Elles repartent en soufflant, les mêmes bras et mains chargés de leurs sacs et cabas avec des poireaux qui dépassent, les enfants trottinant sur leurs talons, se dépêchant pour aller en chercher quelques-uns à la sortie de l’école pour déjeuner. Parfois, elles ont quand même pris le temps de s’asseoir pour prendre un café et une petite part de gâteau, poser leurs sacs, poser leur vrac, poser leurs problèmes, poser leurs vies, discuter. Pleurer un peu aussi, quelquefois.

Les femmes de l’épicerie sociale.

Derrière mes lunettes sur le bout de mon nez, je les regarde, je les observe, je les plains, je les admire. Elles ont l’air d’avoir 10 ans de plus, certaines 15. Certaines sont sans âge, n’ont plus d’âge, sont en nage. Leurs cheveux ne sont pas toujours bien peignés. Le coiffeur est un vague souvenir. Leur sourire montre parfois des trous. Elles ne sentent pas toujours bon. Leurs ongles sont parfois en deuil. Elles ont des socquettes dans des sabots, ou des « crocs », qui ont dû être colorés, un jour. Certaines traînent en jogging, on dirait qu’elles se lèvent juste.

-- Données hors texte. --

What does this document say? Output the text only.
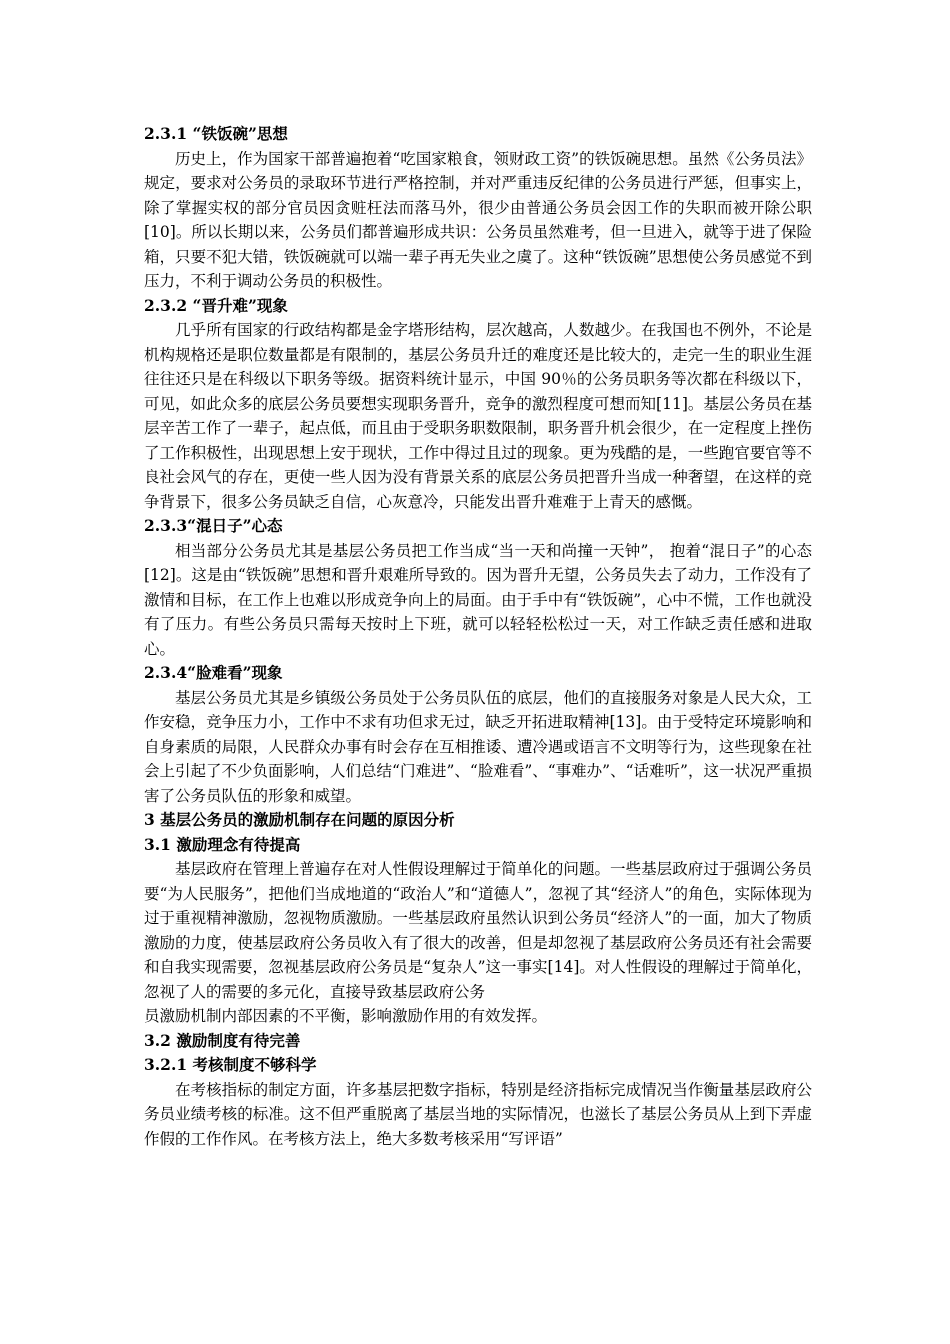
2.3.1 “铁饭碗”思想

历史上，作为国家干部普遍抱着“吃国家粮食，领财政工资”的铁饭碗思想。虽然《公务员法》规定，要求对公务员的录取环节进行严格控制，并对严重违反纪律的公务员进行严惩，但事实上，除了掌握实权的部分官员因贪赃枉法而落马外，很少由普通公务员会因工作的失职而被开除公职[10]。所以长期以来，公务员们都普遍形成共识：公务员虽然难考，但一旦进入，就等于进了保险箱，只要不犯大错，铁饭碗就可以端一辈子再无失业之虞了。这种“铁饭碗”思想使公务员感觉不到压力，不利于调动公务员的积极性。

2.3.2 “晋升难”现象

几乎所有国家的行政结构都是金字塔形结构，层次越高，人数越少。在我国也不例外，不论是机构规格还是职位数量都是有限制的，基层公务员升迁的难度还是比较大的，走完一生的职业生涯往往还只是在科级以下职务等级。据资料统计显示，中国 90％的公务员职务等次都在科级以下，可见，如此众多的底层公务员要想实现职务晋升，竞争的激烈程度可想而知[11]。基层公务员在基层辛苦工作了一辈子，起点低，而且由于受职务职数限制，职务晋升机会很少，在一定程度上挫伤了工作积极性，出现思想上安于现状，工作中得过且过的现象。更为残酷的是，一些跑官要官等不良社会风气的存在，更使一些人因为没有背景关系的底层公务员把晋升当成一种奢望，在这样的竞争背景下，很多公务员缺乏自信，心灰意冷，只能发出晋升难难于上青天的感慨。

2.3.3“混日子”心态

相当部分公务员尤其是基层公务员把工作当成“当一天和尚撞一天钟”， 抱着“混日子”的心态[12]。这是由“铁饭碗”思想和晋升艰难所导致的。因为晋升无望，公务员失去了动力，工作没有了激情和目标，在工作上也难以形成竞争向上的局面。由于手中有“铁饭碗”，心中不慌，工作也就没有了压力。有些公务员只需每天按时上下班，就可以轻轻松松过一天，对工作缺乏责任感和进取心。

2.3.4“脸难看”现象

基层公务员尤其是乡镇级公务员处于公务员队伍的底层，他们的直接服务对象是人民大众，工作安稳，竞争压力小，工作中不求有功但求无过，缺乏开拓进取精神[13]。由于受特定环境影响和自身素质的局限，人民群众办事有时会存在互相推诿、遭冷遇或语言不文明等行为，这些现象在社会上引起了不少负面影响，人们总结“门难进”、“脸难看”、“事难办”、“话难听”，这一状况严重损害了公务员队伍的形象和威望。

3 基层公务员的激励机制存在问题的原因分析

3.1 激励理念有待提高

基层政府在管理上普遍存在对人性假设理解过于简单化的问题。一些基层政府过于强调公务员要“为人民服务”，把他们当成地道的“政治人”和“道德人”，忽视了其“经济人”的角色，实际体现为过于重视精神激励，忽视物质激励。一些基层政府虽然认识到公务员“经济人”的一面，加大了物质激励的力度，使基层政府公务员收入有了很大的改善，但是却忽视了基层政府公务员还有社会需要和自我实现需要，忽视基层政府公务员是“复杂人”这一事实[14]。对人性假设的理解过于简单化，忽视了人的需要的多元化，直接导致基层政府公务

员激励机制内部因素的不平衡，影响激励作用的有效发挥。

3.2 激励制度有待完善

3.2.1 考核制度不够科学

在考核指标的制定方面，许多基层把数字指标，特别是经济指标完成情况当作衡量基层政府公务员业绩考核的标准。这不但严重脱离了基层当地的实际情况，也滋长了基层公务员从上到下弄虚作假的工作作风。在考核方法上，绝大多数考核采用“写评语”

Je n’aimerais pas avoir leur vie. Elles s’y accrochent courageusement, pourtant. Elles rasent les murs des bourgs, des hameaux, ici, là-bas, dans des coins perdus. Ce sont des êtres perdus. Certaines sont recluses. Toujours elles s’excusent : d’exister, de demander, d’implorer, de se débrouiller.

J’avoue, je les aime aussi, les femmes de l’épicerie sociale…  

 

F.S. 26/05/2025

(PS : Matthieu Chazal, tu me manques. J'aurais aimé que ce soit toi qui prenne cette photo, et tant d'autres, pour ce projet que nous portions ensemble, de "photographier la crise"...).